For everybody else, Ryan Murphy’s first function directorial effort since 2010’s Eat Pray Love provides an eye-poppingly vibrant finale to a grim yr. The Promenade — with its ultra-stylish shiny aesthetic, penchant for prime kitsch, legendary actresses chewing the surroundings, and centring of LGBTQ+ narratives — ticks a number of containers of the Murphy oeuvre, in an adaptation of Matthew Sklar and Chad Beguelin’s 2018 stage manufacturing. Each scene sparkles, every floor shimmers, and block-colours dominate the body.
Main the way in which is a starry showbiz forged — most of whom have their very own Broadway expertise — gleefully taking part in a bunch of narcissistic luvvies. Meryl Streep and James Corden are Dee Dee Allen and Barry Glickman, whose new Eleanor Roosevelt musical lands dire evaluations (“What did they not like? Was it the hip-hop?” asks Barry in a Hamilton dig). In response, they plot with fellow thespians Angie Dickinson (Nicole Kidman) and Trent Oliver (Andrew Rannells) to turn out to be movie star activists and earn some optimistic press, travelling to Edgewater, Indiana, to assist brazenly homosexual scholar Emma (Jo Ellen Pellman), whose want to attend her promenade as a part of a same-sex couple has sparked uproar from the area people. “We’re gonna assist that little lesbian, whether or not she likes it or not!” sings Glickman.
As ever, Ryan Murphy delivers one hell of a present.
It’s clear all concerned are having a blast. Streep specifically camps it up one thing royal because the deluded Dee Dee, whereas Kidman fairly actually struts into body in a bright-green sequinned robe for her grand entrance. Corden taking part in effeminate camp would possibly wrinkle some noses, however Barry is a relentlessly entertaining character, firing out continuous zingers.
This, although, is Emma’s story, and he or she will get misplaced within the combine. Newcomer Jo Ellen Pellman is charming and wide-eyed — paying homage to a youthful Emma Stone — however the character feels skinny, the script hinting at horrifying hardships she’s endured with out creating house to discover them. The truth is, an absence of depth is The Promenade’s largest challenge — after a riotous Act One, the second half turns into saggy and unfocused, and the depiction of the city’s illiberal values feels overly simplistic and ill-defined. In the end, The Promenade is best at satirically skewering Broadway than it’s at significantly skewering homophobia, which looks like a missed alternative.

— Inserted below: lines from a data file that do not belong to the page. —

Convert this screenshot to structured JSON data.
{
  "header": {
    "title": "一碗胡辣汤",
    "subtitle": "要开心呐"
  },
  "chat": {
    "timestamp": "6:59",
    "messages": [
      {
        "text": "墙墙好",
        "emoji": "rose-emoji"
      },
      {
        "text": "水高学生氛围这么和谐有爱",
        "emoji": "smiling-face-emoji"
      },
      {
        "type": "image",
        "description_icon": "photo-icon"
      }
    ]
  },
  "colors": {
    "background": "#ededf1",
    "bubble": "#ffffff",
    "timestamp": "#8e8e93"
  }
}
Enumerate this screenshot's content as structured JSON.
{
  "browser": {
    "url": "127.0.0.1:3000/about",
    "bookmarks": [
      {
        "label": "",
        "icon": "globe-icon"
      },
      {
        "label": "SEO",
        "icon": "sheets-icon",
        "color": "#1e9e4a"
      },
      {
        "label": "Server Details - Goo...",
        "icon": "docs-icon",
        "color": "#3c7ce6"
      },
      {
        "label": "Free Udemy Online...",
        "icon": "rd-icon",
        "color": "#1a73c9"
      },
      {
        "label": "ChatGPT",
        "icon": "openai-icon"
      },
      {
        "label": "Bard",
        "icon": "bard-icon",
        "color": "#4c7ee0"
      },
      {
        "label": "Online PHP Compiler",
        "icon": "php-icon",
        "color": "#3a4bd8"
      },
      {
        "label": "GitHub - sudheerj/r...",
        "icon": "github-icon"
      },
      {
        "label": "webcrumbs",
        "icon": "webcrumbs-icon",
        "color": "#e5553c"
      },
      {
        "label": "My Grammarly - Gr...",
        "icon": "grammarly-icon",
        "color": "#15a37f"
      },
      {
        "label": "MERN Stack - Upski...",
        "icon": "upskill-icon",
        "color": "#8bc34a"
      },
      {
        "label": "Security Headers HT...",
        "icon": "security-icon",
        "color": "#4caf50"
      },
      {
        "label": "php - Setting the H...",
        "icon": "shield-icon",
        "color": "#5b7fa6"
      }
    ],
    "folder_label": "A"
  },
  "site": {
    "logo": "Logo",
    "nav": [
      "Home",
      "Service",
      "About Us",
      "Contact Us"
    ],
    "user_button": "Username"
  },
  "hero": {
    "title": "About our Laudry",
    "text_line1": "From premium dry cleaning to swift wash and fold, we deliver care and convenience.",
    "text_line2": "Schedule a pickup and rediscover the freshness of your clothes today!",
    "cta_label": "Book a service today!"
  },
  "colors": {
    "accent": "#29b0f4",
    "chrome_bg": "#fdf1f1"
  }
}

Nonetheless, you’ll root for Emma to finish up with Alyssa (Ariana DeBose, Anita in Spielberg’s upcoming West Aspect Story) come the rousing finale, which visualises the extra numerous and inclusive world we might all be residing in if bigotry didn’t rear its ugly head. In the end, that’s Murphy’s whole raison d’être as a creator — and, as ever, he delivers it in a single hell of a present. Not fairly a standing ovation, however a giant bravo.
The Promenade is a loud, proud glitter-ball of a movie, and doesn’t faux to be the rest. It stumbles within the second half and the relentless cheer is somewhat exhausting, however its vitality and wit stays infectious.